Months ago, the news was about the expansion of the access channel to the port of Mariel and its container terminal, located in the Special Development Zone (ZEDM) of that town in western Cuba.
After just over ten years of work in dredging and deepening the channel, as well as other logistical and signaling tasks, in the first months of this year the Mariel terminal was able to receive deep draft ships: those known as Neo or Post Panamax.
With its previous dimensions, the canal allowed entry to the so-called Panamax ships, which are 294 meters long, 32.3 meters wide and 12 meters deep. Now, however, it can receive ships up to 366 meters long by 52 meters wide and 15 meters deep.
The objective of this expansion, as explained then, is to make it possible for these larger vessels to arrive at the ZEDM on direct calls, which would allow “first of all, for reducing transportation costs for the country and lay the foundations to be a transshipment port when conditions permit.”
Several months later, the Mariel terminal — whose creation will be 10 years old in 2024 — is still waiting for the arrival of its first Post Panamax ship. However, its executives are confident that they will arrive sooner rather than later and claim to be “in talks” with shipping companies in this sense.
The complex global economic scenario, resulting from the pandemic, and the United States sanctions, which, among other difficulties, prevent ships arriving in Cuba from touching U.S. ports in the next 180 days, are among the causes of this situation, as explained by Martín José Spini, general director of the facility, in a recent exchange with the accredited press.

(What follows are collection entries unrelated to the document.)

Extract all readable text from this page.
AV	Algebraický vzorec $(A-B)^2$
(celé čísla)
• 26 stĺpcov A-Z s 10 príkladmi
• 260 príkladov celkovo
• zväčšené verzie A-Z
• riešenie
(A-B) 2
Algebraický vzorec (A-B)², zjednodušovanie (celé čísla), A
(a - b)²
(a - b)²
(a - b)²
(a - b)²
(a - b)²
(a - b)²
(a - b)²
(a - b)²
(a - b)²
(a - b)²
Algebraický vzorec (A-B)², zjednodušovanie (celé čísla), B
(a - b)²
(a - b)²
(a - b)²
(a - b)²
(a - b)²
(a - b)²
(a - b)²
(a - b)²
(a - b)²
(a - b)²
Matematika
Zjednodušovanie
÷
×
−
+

However, Spini also spoke highly of the Mariel terminal’s location, security, certification, and infrastructure, as reasons for its choice by international shipping companies as a transshipment and stopover location, despite the aforementioned obstacles.

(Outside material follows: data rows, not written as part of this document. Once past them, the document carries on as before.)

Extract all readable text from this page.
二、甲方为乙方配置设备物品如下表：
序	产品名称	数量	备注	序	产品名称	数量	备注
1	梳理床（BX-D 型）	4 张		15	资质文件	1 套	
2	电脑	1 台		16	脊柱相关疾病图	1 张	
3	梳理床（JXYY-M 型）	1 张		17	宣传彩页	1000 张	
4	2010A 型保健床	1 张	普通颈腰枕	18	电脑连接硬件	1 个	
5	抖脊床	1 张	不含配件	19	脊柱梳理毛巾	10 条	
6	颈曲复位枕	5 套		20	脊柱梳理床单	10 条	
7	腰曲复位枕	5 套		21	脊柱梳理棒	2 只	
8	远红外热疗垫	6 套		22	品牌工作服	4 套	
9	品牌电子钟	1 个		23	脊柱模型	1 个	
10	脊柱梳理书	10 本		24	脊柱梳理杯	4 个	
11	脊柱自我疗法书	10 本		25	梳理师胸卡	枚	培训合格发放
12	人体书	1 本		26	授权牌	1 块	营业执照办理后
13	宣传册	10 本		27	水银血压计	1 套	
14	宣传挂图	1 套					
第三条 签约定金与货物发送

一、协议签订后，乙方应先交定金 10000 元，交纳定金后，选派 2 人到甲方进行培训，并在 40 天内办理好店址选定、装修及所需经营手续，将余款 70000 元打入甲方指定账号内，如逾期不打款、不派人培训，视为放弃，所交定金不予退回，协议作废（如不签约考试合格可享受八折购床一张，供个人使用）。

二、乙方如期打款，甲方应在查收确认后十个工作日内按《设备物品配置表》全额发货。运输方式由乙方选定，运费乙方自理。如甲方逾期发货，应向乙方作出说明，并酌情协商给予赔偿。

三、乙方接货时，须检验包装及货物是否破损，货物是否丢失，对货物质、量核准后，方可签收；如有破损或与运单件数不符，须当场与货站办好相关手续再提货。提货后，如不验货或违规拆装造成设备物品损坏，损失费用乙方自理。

As confirmed by the executive to a question from OnCuba, the Mariel terminal has an annual traffic of about 300,000 TEUs, a unit of measurement equivalent to a 20-foot container. However, that figure is still far from its current capacity, estimated at 800,000 TEUs, an amount they even plan to expand to 3 million in the future.
If these obstacles are overcome and it can get closer to what is planned in its Master Plan, the Mariel container terminal would consolidate itself as one of the most important in the region, and a fundamental piece for the Cuban economy, severely affected by the crisis and in need of a commercial and financial injection.
Furthermore, it would reinforce its significance within the ZEDM, Cuba’s central enclave for attracting foreign investment — already in operation for a decade and with more than 60 approved businesses, 44 of them in operation — although without yet reaching the capabilities and the economic impact with which it was conceived.